Tarihi Ciddiye Alan Bir Tarihçinin Portresi
Mehmet Erturan
Türkiye onu tarihçi olarak tanısa da Batı’da diplomat, gezgin, yazar, oryantalist, mütercim ve şair kimlikleriyle biliniyor. Oryantalizme yaptığı ömürlük katkıya rağmen akademinin profesyonellerince popüler bilimin temsilcisi olarak camiadan dışlanması, Avrupa’da yaşanan düşünsel süreçleri anlaşılır kılıyor.

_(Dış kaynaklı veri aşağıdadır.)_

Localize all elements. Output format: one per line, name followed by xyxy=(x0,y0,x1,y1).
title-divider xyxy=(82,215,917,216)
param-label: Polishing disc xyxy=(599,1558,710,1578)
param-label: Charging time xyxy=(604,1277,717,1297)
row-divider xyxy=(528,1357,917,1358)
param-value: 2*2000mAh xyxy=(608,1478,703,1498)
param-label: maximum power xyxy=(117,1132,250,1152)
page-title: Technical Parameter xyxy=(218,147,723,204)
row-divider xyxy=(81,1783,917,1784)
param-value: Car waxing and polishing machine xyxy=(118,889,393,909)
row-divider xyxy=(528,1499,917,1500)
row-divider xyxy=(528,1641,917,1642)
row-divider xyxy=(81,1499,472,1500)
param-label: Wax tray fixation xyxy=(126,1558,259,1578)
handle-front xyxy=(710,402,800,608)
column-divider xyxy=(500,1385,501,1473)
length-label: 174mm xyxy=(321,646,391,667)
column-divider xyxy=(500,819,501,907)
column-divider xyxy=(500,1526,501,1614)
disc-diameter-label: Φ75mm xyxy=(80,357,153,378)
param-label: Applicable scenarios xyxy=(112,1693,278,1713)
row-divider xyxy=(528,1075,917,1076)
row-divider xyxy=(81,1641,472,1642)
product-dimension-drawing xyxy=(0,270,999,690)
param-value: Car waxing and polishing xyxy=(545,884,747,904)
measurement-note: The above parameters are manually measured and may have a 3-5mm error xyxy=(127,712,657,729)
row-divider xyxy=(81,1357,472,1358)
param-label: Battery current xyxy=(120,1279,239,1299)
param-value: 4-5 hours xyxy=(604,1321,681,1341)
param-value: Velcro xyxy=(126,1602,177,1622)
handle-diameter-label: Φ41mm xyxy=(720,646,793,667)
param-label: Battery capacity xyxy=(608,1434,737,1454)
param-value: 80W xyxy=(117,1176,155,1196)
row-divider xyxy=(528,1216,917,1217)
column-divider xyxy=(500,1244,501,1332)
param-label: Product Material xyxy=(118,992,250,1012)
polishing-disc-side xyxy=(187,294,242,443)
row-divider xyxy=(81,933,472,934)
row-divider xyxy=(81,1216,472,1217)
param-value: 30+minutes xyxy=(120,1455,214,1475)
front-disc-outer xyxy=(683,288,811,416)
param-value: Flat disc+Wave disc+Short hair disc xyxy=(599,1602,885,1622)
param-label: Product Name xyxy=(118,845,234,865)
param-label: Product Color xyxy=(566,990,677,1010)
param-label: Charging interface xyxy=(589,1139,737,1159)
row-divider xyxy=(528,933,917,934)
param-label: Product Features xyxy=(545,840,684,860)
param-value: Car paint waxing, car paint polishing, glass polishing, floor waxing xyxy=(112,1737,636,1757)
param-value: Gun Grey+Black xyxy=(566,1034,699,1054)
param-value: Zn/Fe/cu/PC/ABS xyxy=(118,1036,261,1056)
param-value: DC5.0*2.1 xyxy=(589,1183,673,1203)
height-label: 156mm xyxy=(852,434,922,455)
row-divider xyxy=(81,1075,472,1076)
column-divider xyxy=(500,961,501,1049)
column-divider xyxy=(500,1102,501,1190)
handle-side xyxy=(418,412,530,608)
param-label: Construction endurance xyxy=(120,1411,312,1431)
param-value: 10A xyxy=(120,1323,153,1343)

İlk Türkçe Hammer (1774-1856) biyografisi olan kitabın alt başlığı: Doğu’nun Kâşifi. Doğu ve kâşif kavramları, Hammer’i tarif ederken kullanılan anahtar kelimelerden. Hammer, insan ırkının kadim beşiği ve kıblesi, dinin ve kültürün kaynağı dediği Doğu’yu manevi anavatanı görecek kadar yücelten bir Avusturyalı. Resmi unvanıyla birlikte tam adı, Baron Josef von Hammer-Purgstall. Beklenmedik bir hadisenin eseri olan ikinci soyadı Purgstall’ın hayret verici bir hikayesi var. Türkiye onu tarihçi olarak tanısa da Batı’da diplomat, gezgin, yazar, oryantalist, mütercim ve şair kimlikleriyle biliniyor. Oryantalizme yaptığı ömürlük katkıya rağmen akademinin profesyonellerince popüler bilimin temsilcisi olarak camiadan dışlanması, Avrupa’da yaşanan düşünsel süreçleri anlaşılır kılıyor.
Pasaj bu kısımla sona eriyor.